C’est dans cette perspective que le G20 a examiné la question de l’augmentation des ressources du FMI. Dans l’accord global, tous ont été accord pour adapter les ressources du FMI en fonction de la situation. Le FMI jouera son rôle en cas de ralentissement très spectaculaire de l’activité économique. Les modalités de l’augmentation de ces ressources peuvent prendre trois formes : soit un versement direct des actionnaires, soit une augmentation de la ligne sur les prêts bilatéraux, soit une mutualisation des quotes-parts de DTS - dans les différents paniers, européens ou autres -, pour les mettre à disposition d’un véhicule spécifique, soit celui qui est interne au FESF, soit un nouvel instrument créé par le FMI lui-même.
Il n’y a jamais eu de débat sur les réserves en or. En revanche, il est de notoriété publique qu’il y a des réserves de l’Allemagne, et de la Bundesbank, sur la mutualisation des DTS européens. Mais la piste n’a pas été écartée par le gouvernement allemand. Les ministres des Finances du G20 vont travailler la question, avec la perspective d’un rendez-vous en février prochain sous présidence mexicaine. On examinera si nécessaire quelle est la meilleure option et ce que les pays peuvent accepter pour un renforcement du FESF.
Q - (concernant la BCE)
R - Pour ce qui concerne la question de la présence italienne au sein de la BCE, je n’ai aucun élément précis.
Q - (concernant le dialogue avec les États membres extérieurs à la zone euro)
R - Entre les États membres extérieurs à la zone euro et les dix-sept membres de la zone euro, on se parle. C’est déjà important. Il y a, je ne le cache pas, parfois des agacements d’entendre en permanence certains États membres extérieurs à la zone euro donner des conseils sans jamais s’engager financièrement.
Q - (concernant la taxe sur les transactions financières)
R - Sur la taxe sur les transactions financières, les travaux avancent. La Commission a présenté hier ses propositions en Ecofin. C’est une étape importante. La France et l’Allemagne ont apporté une contribution. A l’intérieur des vingt-sept, la Suède a considéré, au cours de l’Ecofin, à la lumière de l’expérience de son pays, que c’était le meilleur moyen de ralentir l’économie. Il y a un élément culturel également. Les Britanniques sont très opposés à ce projet.
Au G20, le président Obama a expliqué qu’il était favorable à une contribution du secteur financier pour contribuer à la résolution de la crise. La question est de savoir sous quelle forme. Le président Obama a déjà proposé une taxe sur le secteur bancaire, mais c’est le Congrès qui l’a refusée. Il s’appuie donc sur une initiative internationale pour adresser un message à l’opinion.
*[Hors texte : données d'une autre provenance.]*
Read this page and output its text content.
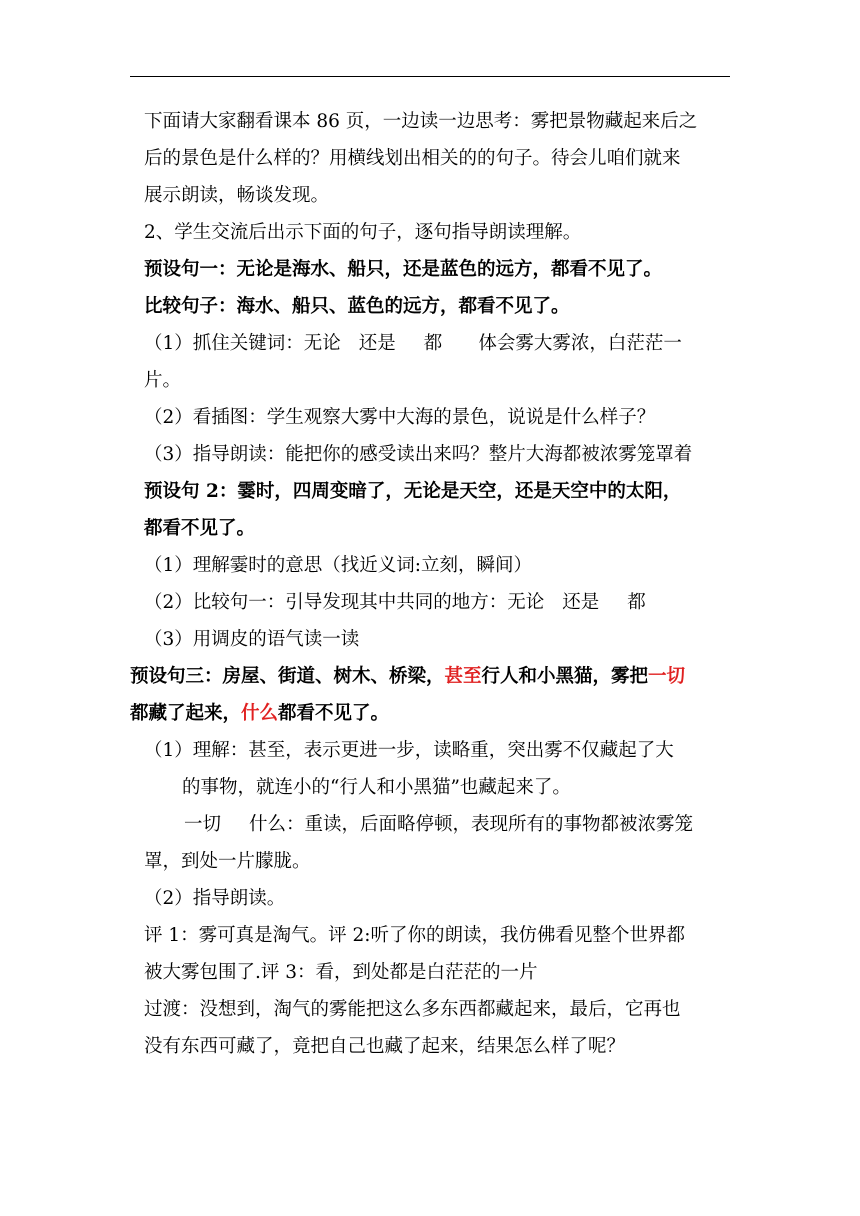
下面请大家翻看课本 86 页，一边读一边思考：雾把景物藏起来后之
后的景色是什么样的？用横线划出相关的的句子。待会儿咱们就来
展示朗读，畅谈发现。
2、学生交流后出示下面的句子，逐句指导朗读理解。
预设句一：无论是海水、船只，还是蓝色的远方，都看不见了。
比较句子：海水、船只、蓝色的远方，都看不见了。
（1）抓住关键词：无论 还是 都 体会雾大雾浓，白茫茫一
片。
（2）看插图：学生观察大雾中大海的景色，说说是什么样子？
（3）指导朗读：能把你的感受读出来吗？整片大海都被浓雾笼罩着
预设句 2：霎时，四周变暗了，无论是天空，还是天空中的太阳，
都看不见了。
（1）理解霎时的意思（找近义词:立刻，瞬间）
（2）比较句一：引导发现其中共同的地方：无论 还是 都
（3）用调皮的语气读一读
预设句三：房屋、街道、树木、桥梁，甚至行人和小黑猫，雾把一切
都藏了起来，什么都看不见了。
（1）理解：甚至，表示更进一步，读略重，突出雾不仅藏起了大
的事物，就连小的“行人和小黑猫”也藏起来了。
一切 什么：重读，后面略停顿，表现所有的事物都被浓雾笼
罩，到处一片朦胧。
（2）指导朗读。
评 1：雾可真是淘气。评 2:听了你的朗读，我仿佛看见整个世界都
被大雾包围了.评 3：看，到处都是白茫茫的一片
过渡：没想到，淘气的雾能把这么多东西都藏起来，最后，它再也
没有东西可藏了，竟把自己也藏了起来，结果怎么样了呢？
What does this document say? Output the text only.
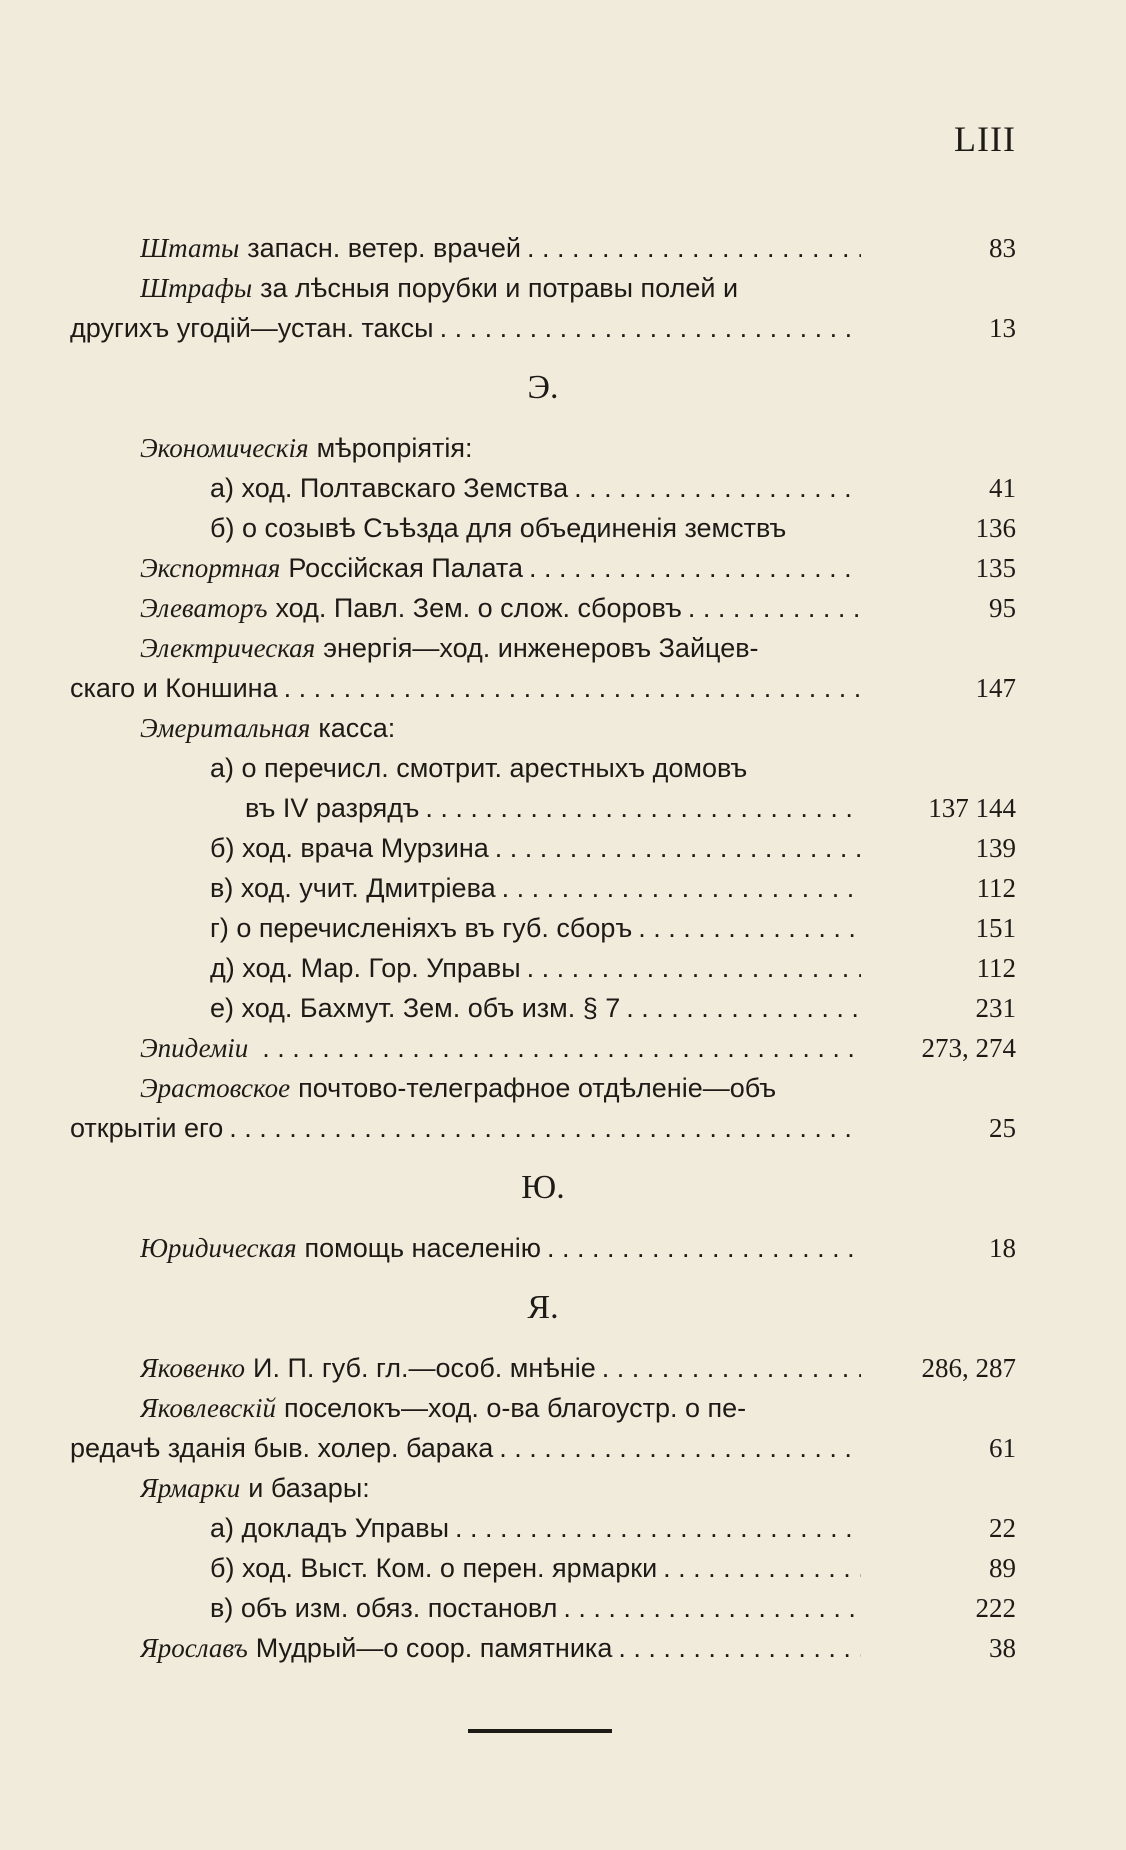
LIII
Штаты запасн. ветер. врачей . . .	83
Штрафы за лѣсныя порубки и потравы полей и
другихъ угодій—устан. таксы . . .	13
Э.
Экономическія мѣропріятія:
а) ход. Полтавскаго Земства . . .	41
б) о созывѣ Съѣзда для объединенія земствъ	136
Экспортная Россійская Палата . . .	135
Элеваторъ ход. Павл. Зем. о слож. сборовъ . . .	95
Электрическая энергія—ход. инженеровъ Зайцев-
скаго и Коншина . . .	147
Эмеритальная касса:
а) о перечисл. смотрит. арестныхъ домовъ
въ IV разрядъ . . .	137 144
б) ход. врача Мурзина . . .	139
в) ход. учит. Дмитріева . . .	112
г) о перечисленіяхъ въ губ. сборъ . . .	151
д) ход. Мар. Гор. Управы . . .	112
е) ход. Бахмут. Зем. объ изм. § 7 . . .	231
Эпидеміи . . .	273, 274
Эрастовское почтово-телеграфное отдѣленіе—объ
открытіи его . . .	25
Ю.
Юридическая помощь населенію . . .	18
Я.
Яковенко И. П. губ. гл.—особ. мнѣніе . . .	286, 287
Яковлевскій поселокъ—ход. о-ва благоустр. о пе-
редачѣ зданія быв. холер. барака . . .	61
Ярмарки и базары:
а) докладъ Управы . . .	22
б) ход. Выст. Ком. о перен. ярмарки . . .	89
в) объ изм. обяз. постановл . . .	222
Ярославъ Мудрый—о соор. памятника . . .	38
Q - (concernant la décote de la dette grecque)
R - S’agissant de la Grèce, la décote ne concerne que les banques privées. Des représentants de la Troïka - Commission européenne, BCE, FMI - doivent se rendre à Athènes pour y rencontrer le gouvernement grec. Celui-ci doit confirmer son engagement à appliquer le plan. Cela signifiera le décaissement de la sixième tranche du précédent programme et un suivi précis de l’avancée des réformes selon des modalités coordonnées entre la BCE, la Commission européenne et le FMI. La situation est très difficile. La croissance s’effondre. Il y a également le programme de privatisation très ambitieux. La Troïka suivra l’évolution de la situation et les décisions seront éventuellement ajustées au niveau des ministres des Finances et du Conseil européen. C’est clairement la règle du jeu entre la Grèce et ses créanciers.
Q - (concernant la coordination franco-allemande en matière d’impôt sur les sociétés)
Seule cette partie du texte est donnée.